We’ve already seen a dramatic rise in illegal dumping during lockdown and, now, as the country is starting to open up, there has been a surge in litter, much of it plastic, as people enjoy the bounty of our beaches, mountains, rivers and waterways.

Here is just one telling example. In late June, rangers at Murlough National Nature Reserve filled 60 bin bags with the rubbish they found on Murlough Beach, a blue flag beach on the edge of the Mourne Mountains.

If you were to analyse the rubbish, putting it under a social behaviour microscope, you could tell the story of a population breaking out after months of restrictions.

The wrappers and plastic bags and cans tell the story of a people celebrating. They are the material remains of home holidaymakers and day-trippers expressing a collective sense of release, as well as relief at getting to this point in a global crisis that has rocked us to our foundations since March.

The evidence so carelessly left behind could also be read as a signal of something else; that we are witnessing the unfettered return of plastic.

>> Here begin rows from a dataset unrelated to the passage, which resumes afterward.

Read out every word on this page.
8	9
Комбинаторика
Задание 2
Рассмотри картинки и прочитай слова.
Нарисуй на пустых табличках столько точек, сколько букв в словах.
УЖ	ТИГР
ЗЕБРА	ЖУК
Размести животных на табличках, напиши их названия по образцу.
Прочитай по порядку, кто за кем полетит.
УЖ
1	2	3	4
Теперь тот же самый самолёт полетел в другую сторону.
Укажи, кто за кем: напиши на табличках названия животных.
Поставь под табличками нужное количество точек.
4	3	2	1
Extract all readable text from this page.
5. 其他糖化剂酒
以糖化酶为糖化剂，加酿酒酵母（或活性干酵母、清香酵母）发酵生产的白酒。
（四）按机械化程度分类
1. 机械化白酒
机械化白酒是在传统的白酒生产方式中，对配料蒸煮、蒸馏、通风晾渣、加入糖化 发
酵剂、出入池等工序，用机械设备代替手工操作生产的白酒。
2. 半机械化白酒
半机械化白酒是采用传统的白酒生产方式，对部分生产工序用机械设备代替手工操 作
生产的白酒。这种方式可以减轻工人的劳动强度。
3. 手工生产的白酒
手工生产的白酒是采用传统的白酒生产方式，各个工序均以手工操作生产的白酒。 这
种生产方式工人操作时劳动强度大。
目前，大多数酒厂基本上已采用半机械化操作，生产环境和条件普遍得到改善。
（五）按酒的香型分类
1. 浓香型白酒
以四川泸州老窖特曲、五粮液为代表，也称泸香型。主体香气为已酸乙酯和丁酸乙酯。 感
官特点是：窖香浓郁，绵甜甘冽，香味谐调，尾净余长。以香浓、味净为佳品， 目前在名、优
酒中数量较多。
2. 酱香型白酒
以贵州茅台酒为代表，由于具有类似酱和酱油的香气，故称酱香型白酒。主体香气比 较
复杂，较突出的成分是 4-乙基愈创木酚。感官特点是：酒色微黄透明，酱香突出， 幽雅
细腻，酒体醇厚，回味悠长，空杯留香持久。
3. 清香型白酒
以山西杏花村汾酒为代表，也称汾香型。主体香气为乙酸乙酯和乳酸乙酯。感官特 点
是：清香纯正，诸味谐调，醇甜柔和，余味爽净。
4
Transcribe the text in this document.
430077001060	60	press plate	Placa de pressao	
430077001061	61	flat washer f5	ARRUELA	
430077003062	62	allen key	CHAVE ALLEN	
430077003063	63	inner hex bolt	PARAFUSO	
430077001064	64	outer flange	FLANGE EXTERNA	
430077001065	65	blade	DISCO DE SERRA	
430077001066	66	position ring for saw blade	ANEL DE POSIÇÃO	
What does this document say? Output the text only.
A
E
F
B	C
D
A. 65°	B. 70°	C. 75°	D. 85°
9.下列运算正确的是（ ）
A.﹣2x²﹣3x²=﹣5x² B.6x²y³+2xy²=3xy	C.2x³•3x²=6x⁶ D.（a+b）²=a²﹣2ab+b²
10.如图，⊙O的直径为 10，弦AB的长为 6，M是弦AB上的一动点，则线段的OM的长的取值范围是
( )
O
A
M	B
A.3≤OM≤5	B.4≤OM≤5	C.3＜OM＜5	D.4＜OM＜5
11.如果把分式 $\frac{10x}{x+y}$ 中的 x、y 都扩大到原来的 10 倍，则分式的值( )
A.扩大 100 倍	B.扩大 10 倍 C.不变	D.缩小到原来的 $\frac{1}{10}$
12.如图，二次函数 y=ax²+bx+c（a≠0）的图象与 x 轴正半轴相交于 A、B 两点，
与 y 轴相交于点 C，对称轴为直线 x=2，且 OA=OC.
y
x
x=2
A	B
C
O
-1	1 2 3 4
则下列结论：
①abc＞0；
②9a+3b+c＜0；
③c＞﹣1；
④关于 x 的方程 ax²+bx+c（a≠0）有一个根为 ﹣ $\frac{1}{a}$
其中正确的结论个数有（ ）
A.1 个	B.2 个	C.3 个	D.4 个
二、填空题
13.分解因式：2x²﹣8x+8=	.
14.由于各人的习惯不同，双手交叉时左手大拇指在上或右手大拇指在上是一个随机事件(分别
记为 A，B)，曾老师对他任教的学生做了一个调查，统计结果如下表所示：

It never went away of course but, before the pandemic, the message that single-use plastic was linked to climate change and that it damaged habitats appeared to be hitting home. Businesses, food producers, supermarkets, and consumers all seemed to understand the long-term implications of plastic as a pollutant.

Ireland has reason to be proud of its own record. It was one of the first countries to introduce a levy on plastic bags in 2002. In a decade, that measure reduced the number of bags used annually per person from 350 to 14. Litter was also down.

In the wider arena, there was broad agreement of the need to tackle not only plastic but all waste. ‘Reuse and recycle’ was not just a jingle for the environmentally-minded, but a message woven into national and international policy.

Then the coronavirus hit and, along with it, the unrestrained return of plastic. Much of it was absolutely necessary. Plastic, that versatile, cheap, and available material, has played an essential role as a protector in recent months.

PPE, personal protective equipment, has kept our hospitals running and, for the most part, kept the staff working in them safe. When it comes to healthcare, keeping everyone safe is the number one concern, and rightly so.

But what now? Have we simply given up on the drive to reduce plastic, focusing on the crisis in front of us (coronavirus) rather than the climate crisis that still looms large even though it’s tempting to push it into the background? 

Plastic in all its forms — masks, gowns, perspex shields, gloves — is helping to making us feel safe, but that does not mean we should abandon the drive to reduce single-use plastics.

Nor should we slow down that drive, as the plastics industry would have us do. Powerful lobbies have already used the virus as an excuse to oppose legislative measures to reduce plastic packaging. Some US cities have even lifted bans on plastic bags while retailers are stopping customers from using reusable bags, fearful they might spread the virus.

The surge in plastic waste, due to the coronavirus, has already been identified as a major setback to the fight against plastic pollution which, according to the World Wildlife Fund, is due to increase by 40% in the next decade.

To echo the words of Swedish activist Greta Thunberg, we have to remember we are fighting two crises — deaths due to coronavirus, and deaths due to climate change and air pollution.

So far, Covid-19 has claimed over 700,000 deaths globally. Every year, air pollution kills nearly 7m people, according to the World Health Organization.

That is not, in any way, to diminish the threat of the coronavirus, or to undermine the role of plastic in shielding us from it. But perhaps it’s now time to look at plastic the polluter as well as plastic the protector.

And it’s time to unmask the litter louts.